Viennent ensuite les situations d’apprentissage de type atelier où les premiers groupements se font en binômes pour faciliter la communication, binômes qui peuvent être d’abord constitués d’un élève plus âgé ( échange avec les GS qui viennent montrer aux petits comment dessiner un bonhomme…) puis d’élèves du même âge mais avec recherche d’hétérogénéité de manière à ce que celui qui sait faire explique à celui qui rencontre des difficultés ( tutorat bénéfique dans la mesure où celui qui explique doit mettre en pensée son action ce qui est favorable à la stabilisation de ses acquis et où celui qui a besoin d’aide trouve un interlocuteur qui peut lui révéler une autre de manière de comprendre différente de celle de l’enseignant) et enfin binômes choisis par les élèves eux-mêmes pour une tâche de recherche ( exemple :travail en commun dans des expériences du domaine Découvrir le monde, le petit groupe fait ses observations et donne ses conclusions…). Les situations de groupes plus importants en collaboration se voient dans les moments de fabrication collective (de type culinaire par exemple) où chacun pourra avoir une tâche diversifiée dont l’importance sera égale et indispensable aux autres.
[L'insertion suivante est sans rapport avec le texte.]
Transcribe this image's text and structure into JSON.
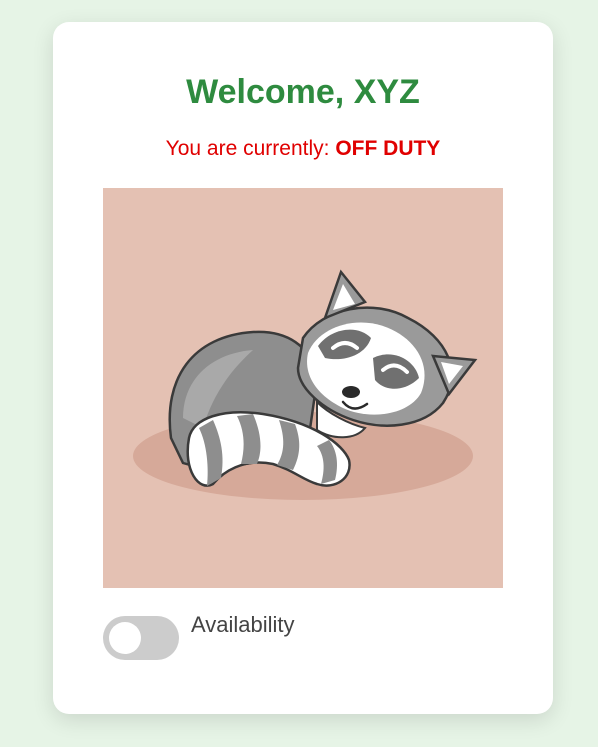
{
  "header": {
    "title": "Welcome, XYZ"
  },
  "status": {
    "prefix": "You are currently:",
    "value": "OFF DUTY"
  },
  "illustration": {
    "icon": "sleeping-raccoon-illustration",
    "background": "#e4c1b3"
  },
  "availability": {
    "label": "Availability",
    "checked": false
  },
  "colors": {
    "title": "#2e8b3f",
    "status": "#e00000",
    "page_background": "#e6f4e6",
    "toggle_off": "#cccccc"
  }
}
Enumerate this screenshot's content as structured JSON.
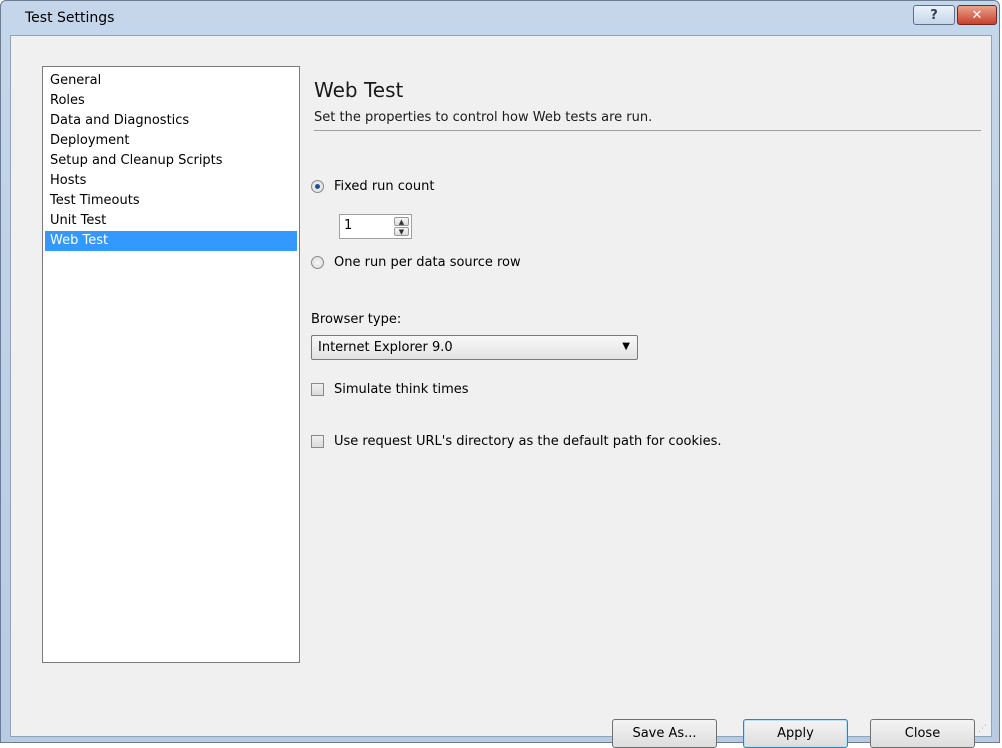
{
  "window": {
    "title": "Test Settings",
    "help_glyph": "?",
    "close_glyph": "✕"
  },
  "sidebar": {
    "items": [
      {
        "label": "General"
      },
      {
        "label": "Roles"
      },
      {
        "label": "Data and Diagnostics"
      },
      {
        "label": "Deployment"
      },
      {
        "label": "Setup and Cleanup Scripts"
      },
      {
        "label": "Hosts"
      },
      {
        "label": "Test Timeouts"
      },
      {
        "label": "Unit Test"
      },
      {
        "label": "Web Test"
      }
    ],
    "selected_index": 8
  },
  "panel": {
    "title": "Web Test",
    "description": "Set the properties to control how Web tests are run.",
    "fixed_run_label": "Fixed run count",
    "fixed_run_checked": true,
    "run_count_value": "1",
    "per_row_label": "One run per data source row",
    "per_row_checked": false,
    "browser_label": "Browser type:",
    "browser_value": "Internet Explorer 9.0",
    "think_times_label": "Simulate think times",
    "think_times_checked": false,
    "cookies_label": "Use request URL's directory as the default path for cookies.",
    "cookies_checked": false
  },
  "buttons": {
    "save_as": "Save As...",
    "apply": "Apply",
    "close": "Close"
  },
  "icons": {
    "up_arrow": "▲",
    "down_arrow": "▼",
    "dropdown_arrow": "▼"
  }
}
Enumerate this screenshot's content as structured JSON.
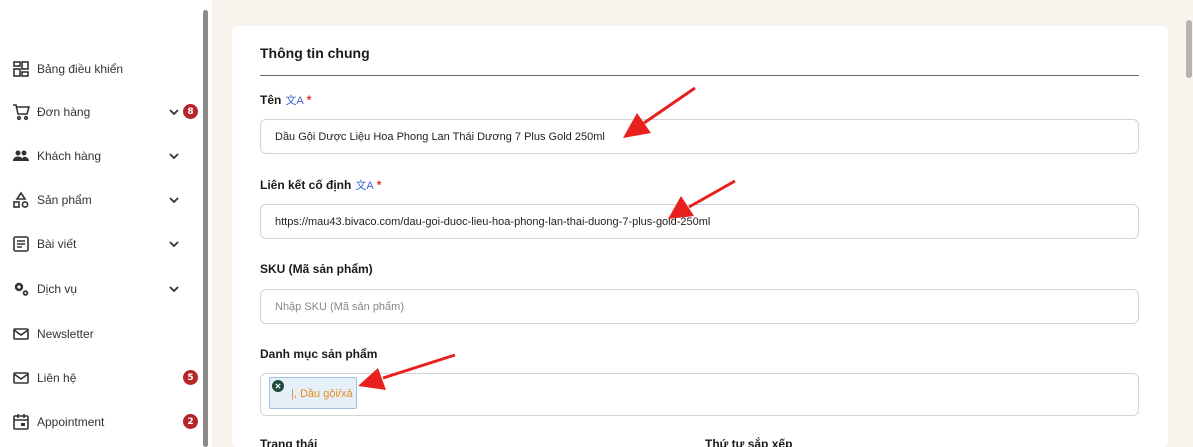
{
  "sidebar": {
    "items": [
      {
        "label": "Bảng điều khiển",
        "icon": "dashboard-icon"
      },
      {
        "label": "Đơn hàng",
        "icon": "cart-icon",
        "badge": "8"
      },
      {
        "label": "Khách hàng",
        "icon": "users-icon"
      },
      {
        "label": "Sản phẩm",
        "icon": "products-icon"
      },
      {
        "label": "Bài viết",
        "icon": "article-icon"
      },
      {
        "label": "Dịch vụ",
        "icon": "gears-icon"
      },
      {
        "label": "Newsletter",
        "icon": "mail-icon"
      },
      {
        "label": "Liên hệ",
        "icon": "mail-icon",
        "badge": "5"
      },
      {
        "label": "Appointment",
        "icon": "calendar-icon",
        "badge": "2"
      }
    ]
  },
  "form": {
    "section_title": "Thông tin chung",
    "name_label": "Tên",
    "name_value": "Dầu Gội Dược Liệu Hoa Phong Lan Thái Dương 7 Plus Gold 250ml",
    "slug_label": "Liên kết cố định",
    "slug_value": "https://mau43.bivaco.com/dau-goi-duoc-lieu-hoa-phong-lan-thai-duong-7-plus-gold-250ml",
    "sku_label": "SKU (Mã sản phẩm)",
    "sku_placeholder": "Nhập SKU (Mã sản phẩm)",
    "category_label": "Danh mục sản phẩm",
    "category_tag": "|, Dầu gội/xả",
    "required_mark": "*",
    "status_label": "Trạng thái",
    "order_label": "Thứ tự sắp xếp"
  },
  "colors": {
    "badge": "#b5262a",
    "page_background": "#f9f3ee",
    "annotation_arrow": "#e8201e",
    "tag_text": "#e88a1a"
  }
}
La présence permanente de l’enseignant observateur mais aussi régulateur donne aux élèves le cadre dont la pratique coopérative a besoin. Effectivement, il s’agit d’accompagner les élèves dans cette capacité à faire ensemble sans faire à la place de l’autre , ni faire seul sans tenir compte des autres, ni en se montrant récalcitrant au groupe, ni en se manifestant excluant vis-à-vis d’un élève du groupe. D’où l’importance pour lui de donner une tâche réalisable qui nécessite un coopération , un partage avec des consignes claires, de vérifier qu’elles sont comprises, de bien définir le rôle de chacun, de faire appel aux élèves pour trouver des solutions aux éventuels dysfonctionnements , de savoir répartir les élèves en ayant mesuré les forces et les compétences de chacun, ( quand il s’agit d’une tâche d’entraide), d’établir un climat propice au travail d’équipe, d’être le garant des règles.
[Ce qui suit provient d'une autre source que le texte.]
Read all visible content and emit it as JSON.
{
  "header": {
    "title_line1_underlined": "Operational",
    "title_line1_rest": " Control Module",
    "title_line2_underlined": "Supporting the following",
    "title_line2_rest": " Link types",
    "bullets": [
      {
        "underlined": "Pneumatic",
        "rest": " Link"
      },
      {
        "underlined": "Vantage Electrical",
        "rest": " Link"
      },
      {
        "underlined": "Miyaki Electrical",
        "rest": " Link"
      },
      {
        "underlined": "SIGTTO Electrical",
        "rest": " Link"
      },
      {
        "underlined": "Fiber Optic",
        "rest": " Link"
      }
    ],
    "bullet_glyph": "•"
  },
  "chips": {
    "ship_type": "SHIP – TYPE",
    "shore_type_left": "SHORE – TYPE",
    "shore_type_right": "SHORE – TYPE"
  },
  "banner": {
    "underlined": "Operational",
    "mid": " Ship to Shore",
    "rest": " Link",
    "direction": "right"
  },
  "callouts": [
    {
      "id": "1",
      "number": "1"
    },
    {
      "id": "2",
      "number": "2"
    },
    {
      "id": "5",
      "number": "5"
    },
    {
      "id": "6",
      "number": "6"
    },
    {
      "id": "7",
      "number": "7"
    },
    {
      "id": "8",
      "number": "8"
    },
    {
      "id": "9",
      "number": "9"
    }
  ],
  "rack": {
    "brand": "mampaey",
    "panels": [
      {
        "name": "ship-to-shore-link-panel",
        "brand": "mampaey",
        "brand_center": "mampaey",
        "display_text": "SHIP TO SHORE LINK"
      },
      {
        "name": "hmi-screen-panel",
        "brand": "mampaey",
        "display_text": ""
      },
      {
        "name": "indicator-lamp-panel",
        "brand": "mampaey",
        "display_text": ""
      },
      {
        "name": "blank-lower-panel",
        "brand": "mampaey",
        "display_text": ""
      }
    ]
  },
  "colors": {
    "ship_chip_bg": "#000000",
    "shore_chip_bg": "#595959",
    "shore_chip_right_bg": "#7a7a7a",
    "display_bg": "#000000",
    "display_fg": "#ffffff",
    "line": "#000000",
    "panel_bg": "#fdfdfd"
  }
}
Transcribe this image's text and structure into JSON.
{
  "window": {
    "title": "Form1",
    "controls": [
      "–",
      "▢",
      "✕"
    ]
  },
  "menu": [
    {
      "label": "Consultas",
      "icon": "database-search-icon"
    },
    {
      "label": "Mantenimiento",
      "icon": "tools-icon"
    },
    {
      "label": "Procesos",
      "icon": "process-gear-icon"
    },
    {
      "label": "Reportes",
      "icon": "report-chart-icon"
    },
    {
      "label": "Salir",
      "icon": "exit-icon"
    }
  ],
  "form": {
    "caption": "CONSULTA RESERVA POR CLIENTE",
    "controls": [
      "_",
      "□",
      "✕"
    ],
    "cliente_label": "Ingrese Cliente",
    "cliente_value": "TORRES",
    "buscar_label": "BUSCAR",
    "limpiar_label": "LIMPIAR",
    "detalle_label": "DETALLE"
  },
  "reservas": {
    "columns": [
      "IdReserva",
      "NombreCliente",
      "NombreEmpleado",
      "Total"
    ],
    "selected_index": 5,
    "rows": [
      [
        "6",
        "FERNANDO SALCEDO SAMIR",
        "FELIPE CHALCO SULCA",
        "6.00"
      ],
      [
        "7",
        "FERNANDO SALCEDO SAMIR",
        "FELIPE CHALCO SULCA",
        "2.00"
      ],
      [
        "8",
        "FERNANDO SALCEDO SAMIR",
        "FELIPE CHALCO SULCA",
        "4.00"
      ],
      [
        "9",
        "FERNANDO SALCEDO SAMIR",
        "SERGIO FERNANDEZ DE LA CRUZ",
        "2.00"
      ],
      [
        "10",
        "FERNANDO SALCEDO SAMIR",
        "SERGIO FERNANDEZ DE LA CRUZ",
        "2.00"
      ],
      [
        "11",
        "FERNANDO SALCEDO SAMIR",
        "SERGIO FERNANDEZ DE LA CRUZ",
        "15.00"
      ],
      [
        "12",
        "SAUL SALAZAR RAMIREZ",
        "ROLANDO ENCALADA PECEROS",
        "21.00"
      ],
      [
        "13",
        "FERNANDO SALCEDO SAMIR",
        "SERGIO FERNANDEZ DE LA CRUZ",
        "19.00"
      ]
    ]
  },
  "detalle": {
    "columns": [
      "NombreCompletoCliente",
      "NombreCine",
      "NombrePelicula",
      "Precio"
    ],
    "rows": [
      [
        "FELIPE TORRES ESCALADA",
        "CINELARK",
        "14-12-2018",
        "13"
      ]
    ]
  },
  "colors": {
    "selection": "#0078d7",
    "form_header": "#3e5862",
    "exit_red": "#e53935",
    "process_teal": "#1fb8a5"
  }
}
Dans ce contexte, le groupe classe est un lieu contenant où les enfants en difficulté se sentent compris et acceptés, ils trouvent la base de sécurité qui va leur permettre de rectifier leur comportement (pour ceux dont la difficulté est là) et/ou d’oser exprimer leur potentialité à leur rythme.
La technique des petits pas pour ceux qui hésitent permet d’avancer en douceur vers une organisation coopérative qui devrait exister jusqu’au lycée selon moi. Mais ce n’est que moi, bien-sûr !!!